8. Credit-default-swaps (CDS)
9. Structured finance and the securitization of assets
10. Derivatives and options
11. Transparency in contract reporting
12. Golden parachutes
13. Leveraging and de-leveraging of debt
14. Fannie Mae and Freddie Mac
15. Rating Agencies, which we do not yet have in Guyana
In the columns to follow I shall introduce all these terms and seek to explain their significance in context and in a manner that I hope is readily accessed by typical readers of this column. I wish to assure those not mindful of making this effort that it will be worth doing. As I shall endeavour to demonstrate, one of the most important contributory factors to the present financial crisis and credit crunch is that several of the key credit instruments on which the global financial system is grounded are opaque and not well understood by both buyers and sellers. When traded assets are opaque to buyers and sellers there are no ways to ensure that the prices of these assets reflect underlying market realities of demand and supply. As we shall see this is presently the main problem posed by the sub-prime housing mortgages.
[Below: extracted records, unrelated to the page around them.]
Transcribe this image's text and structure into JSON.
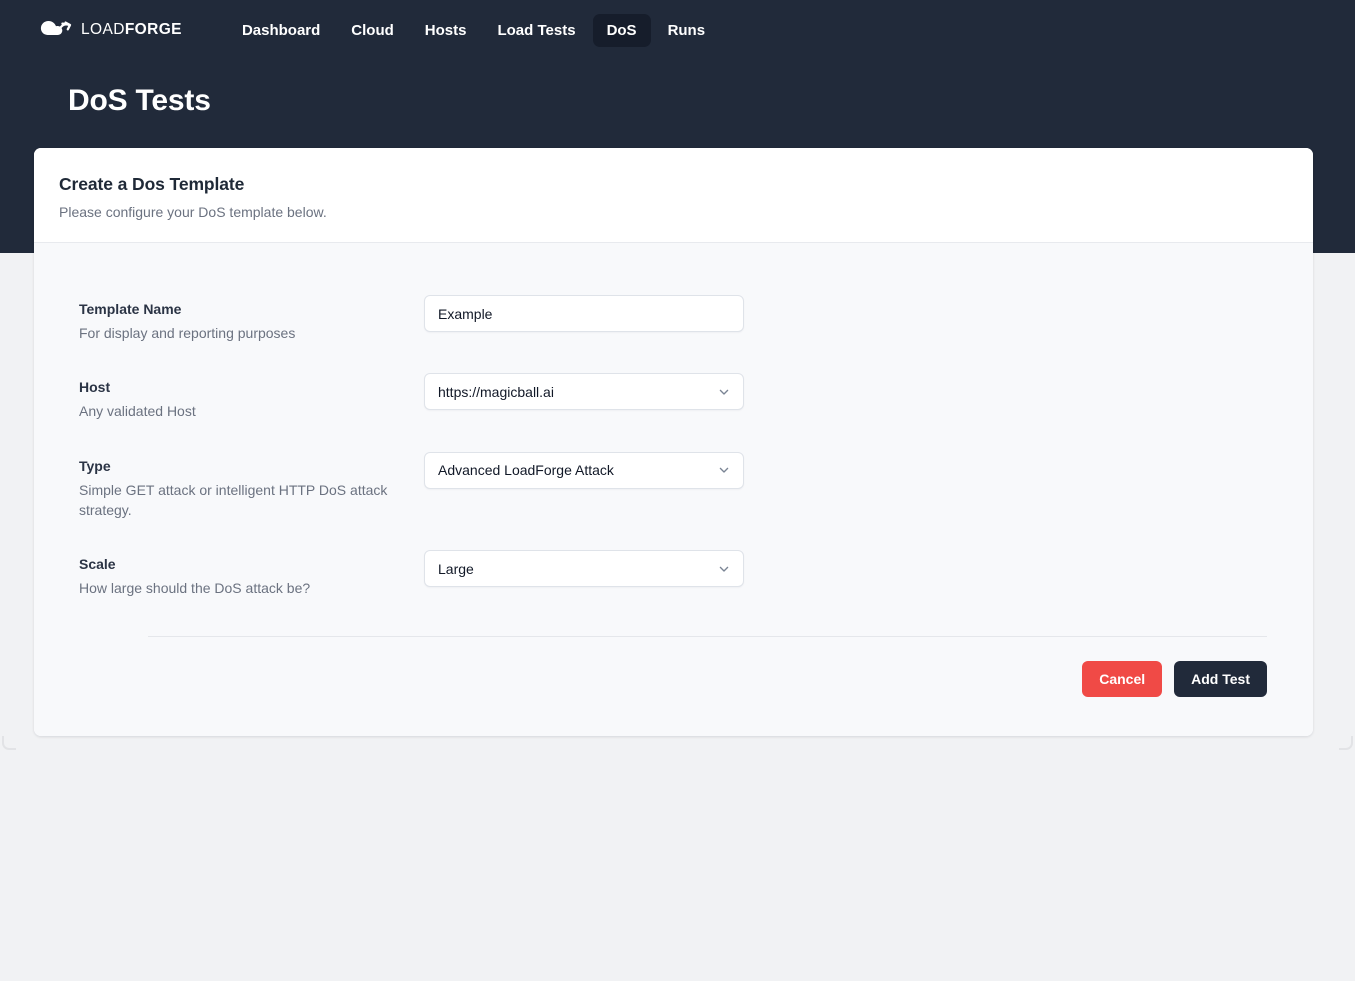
{
  "brand": {
    "name_light": "LOAD",
    "name_bold": "FORGE",
    "logo_icon": "cloud-arrow-icon"
  },
  "nav": {
    "items": [
      {
        "label": "Dashboard",
        "active": false
      },
      {
        "label": "Cloud",
        "active": false
      },
      {
        "label": "Hosts",
        "active": false
      },
      {
        "label": "Load Tests",
        "active": false
      },
      {
        "label": "DoS",
        "active": true
      },
      {
        "label": "Runs",
        "active": false
      }
    ]
  },
  "page": {
    "title": "DoS Tests"
  },
  "card": {
    "title": "Create a Dos Template",
    "subtitle": "Please configure your DoS template below."
  },
  "form": {
    "fields": [
      {
        "key": "template_name",
        "label": "Template Name",
        "help": "For display and reporting purposes",
        "control": "text",
        "value": "Example",
        "placeholder": ""
      },
      {
        "key": "host",
        "label": "Host",
        "help": "Any validated Host",
        "control": "select",
        "value": "https://magicball.ai"
      },
      {
        "key": "type",
        "label": "Type",
        "help": "Simple GET attack or intelligent HTTP DoS attack strategy.",
        "control": "select",
        "value": "Advanced LoadForge Attack"
      },
      {
        "key": "scale",
        "label": "Scale",
        "help": "How large should the DoS attack be?",
        "control": "select",
        "value": "Large"
      }
    ]
  },
  "actions": {
    "cancel_label": "Cancel",
    "submit_label": "Add Test"
  },
  "colors": {
    "dark_navy": "#212a3a",
    "nav_active": "#161d2b",
    "danger_red": "#f04a46",
    "body_bg": "#f1f2f4",
    "form_bg": "#f8f9fb"
  }
}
Historically, all major financial crises and credit crunches associated with the workings of the capitalist economy have had, in different degrees, negative consequences on the real economy where goods and services are produced and distributed. These usually come in the form of unemployment, falling incomes, reduced private consumption, loss of consumer confidence in the economy, the wipe-out of pension earnings and so on. The most infamous example of this situation was the Great Depression of the 1930s. The principal concern being expressed about the present situation is not simply that it is already the worst since the Great Depression, but that it might, if not aborted, out-match the damaging proportions of the Great Depression.
The issues surrounding this will be treated in subsequent columns.
As we shall see although the negative effects of the crisis on the real economy are certain, their full dimensions cannot as yet be foretold. The jury is open as to whether the global economy is in for a protracted slowdown, recession or depression.